Books Alive is an Australian Government initiative developed through the Australia Council for the Arts, the Australian Government’s arts funding and advisory body. Its aim? To encourage Australians to pick up a book and read.

As an ex-English teacher and avid reader, I love books. They feed me – intellectually and emotionally. I was delighted to share my family’s passion for reading in the Sunday Telegraph last wekeend (if you click on this jpeg image below you should be able to read an enlarged version).      

When did my love affair with books begin?

When I was two years old I was badly burnt. I received third degree burns all down my right arm and neck. As is often the case with burn victims, I also suffered two major secondary infections – german measles and the potentially life threatening golden staph.

My Great Grandmother burnt me when I went with my Grandmother, her daughter, to visit her in Tasmania. She poured hot cooking oil down me as I set nearby watching breakfast being prepared.
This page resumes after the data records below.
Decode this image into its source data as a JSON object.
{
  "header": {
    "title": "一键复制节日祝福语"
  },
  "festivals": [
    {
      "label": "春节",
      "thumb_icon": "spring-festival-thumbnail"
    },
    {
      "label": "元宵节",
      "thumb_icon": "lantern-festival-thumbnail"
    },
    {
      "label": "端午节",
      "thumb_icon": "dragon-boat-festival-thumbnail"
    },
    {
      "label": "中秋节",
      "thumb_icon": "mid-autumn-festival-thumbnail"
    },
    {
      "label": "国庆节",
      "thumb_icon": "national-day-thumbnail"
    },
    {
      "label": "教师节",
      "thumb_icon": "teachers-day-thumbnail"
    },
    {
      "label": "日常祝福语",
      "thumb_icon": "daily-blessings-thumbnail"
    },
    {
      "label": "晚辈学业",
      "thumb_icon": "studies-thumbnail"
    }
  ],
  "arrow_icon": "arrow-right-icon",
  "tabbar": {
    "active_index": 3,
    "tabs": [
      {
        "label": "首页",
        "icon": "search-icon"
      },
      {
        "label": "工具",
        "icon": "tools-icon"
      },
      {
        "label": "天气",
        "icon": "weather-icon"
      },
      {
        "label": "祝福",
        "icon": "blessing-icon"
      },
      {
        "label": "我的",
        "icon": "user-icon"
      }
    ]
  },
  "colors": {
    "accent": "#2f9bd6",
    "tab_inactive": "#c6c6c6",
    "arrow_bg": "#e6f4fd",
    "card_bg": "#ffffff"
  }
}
As a small girl I was always told this was an accident, yet I questioned why no one ever spoke of this women again, let alone saw her. Why hadn’t we forgiven her I wondered, after all, accidents do happen. It was only when I was older that the truth emerged. Great Grandma had been unstable and had shown signs of violence towards my beloved Grandmother when she was a small girl too. Everyone felt instinctively that she had done this to me deliberately.

I don’t remember whether it was done to me deliberately and ultimately, it does not make any difference. It happened.

What do I remember? Despite being so small, I do remember moments of this event, in particular my Grandmother’s face as she came through the doorway in response to my initial screams. I recall thinking I must be very badly hurt as she looked stricken.

I remember my Doctor too, as I was hospitalized for almost 6 months he became a central figure in my life. Dr Jemisson was kind, gentle, and doting. In his eyes, I could do no wrong. I was his special girl. Heaven help any nurse who dared keep me waiting! I remember gifts: in particular books. Perhaps this was the start of my love affair with words, as words so often soothed me to sleep -literally. I loved being read to. I escaped pain and boredom through tales of Princesses with power and through hearing about the adventures of other little girls who faced great dangers and emerged triumphant.

I soothed myself with words too. I could not yet read of course but I would talk to myself when frightened, repeating over and over the mantra “You’ll be ok, you’ll be all right.” It was my secret spell – and I would caste it to give me strength.

And my strength pulled me through. And I kept my arm. It just looked different to those of my friends with its red, raised, twisted flesh. It’s flap of skin near my elbow that looked taunt when my arm was stretched out, and hung loose when my arm was bent. Yet as a small child this difference did not concern me – I was so much more than my body!

I was a busy, bossy little girl. I had a younger sister to organise, lollies to eat, Barbies to collect and of course, once school started, more books to devour. Childhood for me was not about my body. Rather my body was merely and instrument to carry me from one adventure to the next. When I wanted to join my friends at the beach, I just had Mum cut the toes out of one of my father’s socks and popped that on to protect my arm from the sun. Problem solved!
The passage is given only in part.